Así, un hotel cochambroso y deprimente del otrora glamoroso Acapulco es en Semana Santa (de Alejandra Márquez Abella) el escenario idóneo para que tres personajes que pretenden ser familia –una mujer de mediana edad, su hijo de ocho años y la nueva pareja de ella–, exploten inminentemente en frustraciones, reclamos y patetismos, queriendo escapar de sí mismos, mientras transcurren unas vacaciones que se encuentran ya de por sí, más arriba de sus propias pretensiones. Sobresale en este buen debut, la manera en que la directora consigue capturar con fluidez y naturalidad lo incómodo de las situaciones (las distintas llamadas telefónicas que van revelando quiénes son en realidad estas personas, la borrachera lastimera en la alberca, las noches en el karaoke cutre, los gestos de infidelidad que terminan fatal…); ello en un drama que se sustenta en conductas (la vulgaridad rampante de ellao los signos machistas por parte de su novio).
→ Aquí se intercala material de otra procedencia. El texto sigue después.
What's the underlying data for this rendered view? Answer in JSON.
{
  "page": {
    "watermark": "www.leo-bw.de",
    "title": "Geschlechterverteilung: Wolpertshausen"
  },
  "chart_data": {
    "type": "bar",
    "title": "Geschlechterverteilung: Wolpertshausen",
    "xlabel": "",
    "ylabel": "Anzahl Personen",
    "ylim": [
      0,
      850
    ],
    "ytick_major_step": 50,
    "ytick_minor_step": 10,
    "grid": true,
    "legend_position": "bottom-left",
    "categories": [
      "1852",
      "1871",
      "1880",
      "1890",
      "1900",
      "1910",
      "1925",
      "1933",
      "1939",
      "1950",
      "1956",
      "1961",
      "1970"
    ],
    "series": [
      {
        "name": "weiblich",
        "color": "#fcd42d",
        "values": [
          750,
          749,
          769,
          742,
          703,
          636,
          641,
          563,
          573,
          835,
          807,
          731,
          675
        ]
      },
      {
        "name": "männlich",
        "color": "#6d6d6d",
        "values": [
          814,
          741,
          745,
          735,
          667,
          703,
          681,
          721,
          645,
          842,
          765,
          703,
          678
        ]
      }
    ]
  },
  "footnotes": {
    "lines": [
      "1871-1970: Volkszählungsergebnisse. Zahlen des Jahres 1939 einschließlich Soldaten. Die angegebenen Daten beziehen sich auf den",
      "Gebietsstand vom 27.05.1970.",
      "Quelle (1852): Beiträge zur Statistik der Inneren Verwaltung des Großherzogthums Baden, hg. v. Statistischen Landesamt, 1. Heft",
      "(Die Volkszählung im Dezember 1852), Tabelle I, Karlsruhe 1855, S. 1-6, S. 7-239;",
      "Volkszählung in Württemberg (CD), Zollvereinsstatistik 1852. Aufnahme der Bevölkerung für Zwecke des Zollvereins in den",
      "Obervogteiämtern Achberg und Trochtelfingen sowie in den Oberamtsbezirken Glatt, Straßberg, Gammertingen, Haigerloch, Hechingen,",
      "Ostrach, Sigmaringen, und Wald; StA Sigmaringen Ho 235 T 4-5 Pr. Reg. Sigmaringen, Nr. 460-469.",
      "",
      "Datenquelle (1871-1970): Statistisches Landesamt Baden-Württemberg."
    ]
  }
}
Por su parte, una fábrica en banca rota tiempo dedicada a la maquinaria pesada de construcción ubicada a un costado del Aeropuerto de la Ciudad de México sirve para realizar una comedia del absurdo cotidiano en la buñueliana Maquinaria Panamericana (de Joaquin Del Paso) describiendo el último día de esa empresa perdida en su propio tiempo, tras la muerte repentina de su dueño en una bodega de refacciones. Los ritos oficinescos, los inframundos burocráticos donde los polvosos archivos solamente se acumulan, esas llamadas telefónicas que nadie responderá y las caducas f rases de superación personal escuchadas en altavoces, se van mezclando con esos momentos surreales y carnavalescos acompañados por bebidas embriagantes a base de gasolina y perfume; ello en una disección realizada con buen pulso narrativo, humor y sin condescendencia alguna a esa clase media mexicana que parece únicamente congratularse en sus mezquindades, mediocridades y falta de perspectivas reales.
Pero si aquí tenemos a dos serias candidatas para ser reconocidas con uno de los tres premios que otorga el festival, vayamos a su reverso. La misma ciudad, descompuesta, percudida, convulsa es el marco del documental Atl Tlachinolli (de Alexander Hick), el cual sintetiza lo más despreciable del género con su déficit de atención, su urgencia por abordarlo todo, su urdimbre de divagaciones y esa mirada extranjera azorada, dispuesta, faltaba más, a desentrañar nuestra idiosincrasia y revelárnosla. Ahí está pues ese ensayo que se quiere poético con grandilocuente voz en off femenina en torno a la mitología del ajolote y el misticismo extraviado de la urbe alternándose con los ya infaltables personajes de extracción callejera-populachera (lo mismo uno de los últimos miembros de la estirpe de pescadores de Xochimilco, que un policía), sus cotidianidades y sus anécdotas supuestamente coruscantes. Hace apenas unas cuantas semanas, a propósito de una invitación me preguntaba “¿El documental rescatará al cine mexicano?”.Con cintas como Atl Tlachinolli, la respuesta no es precisamente alentadora.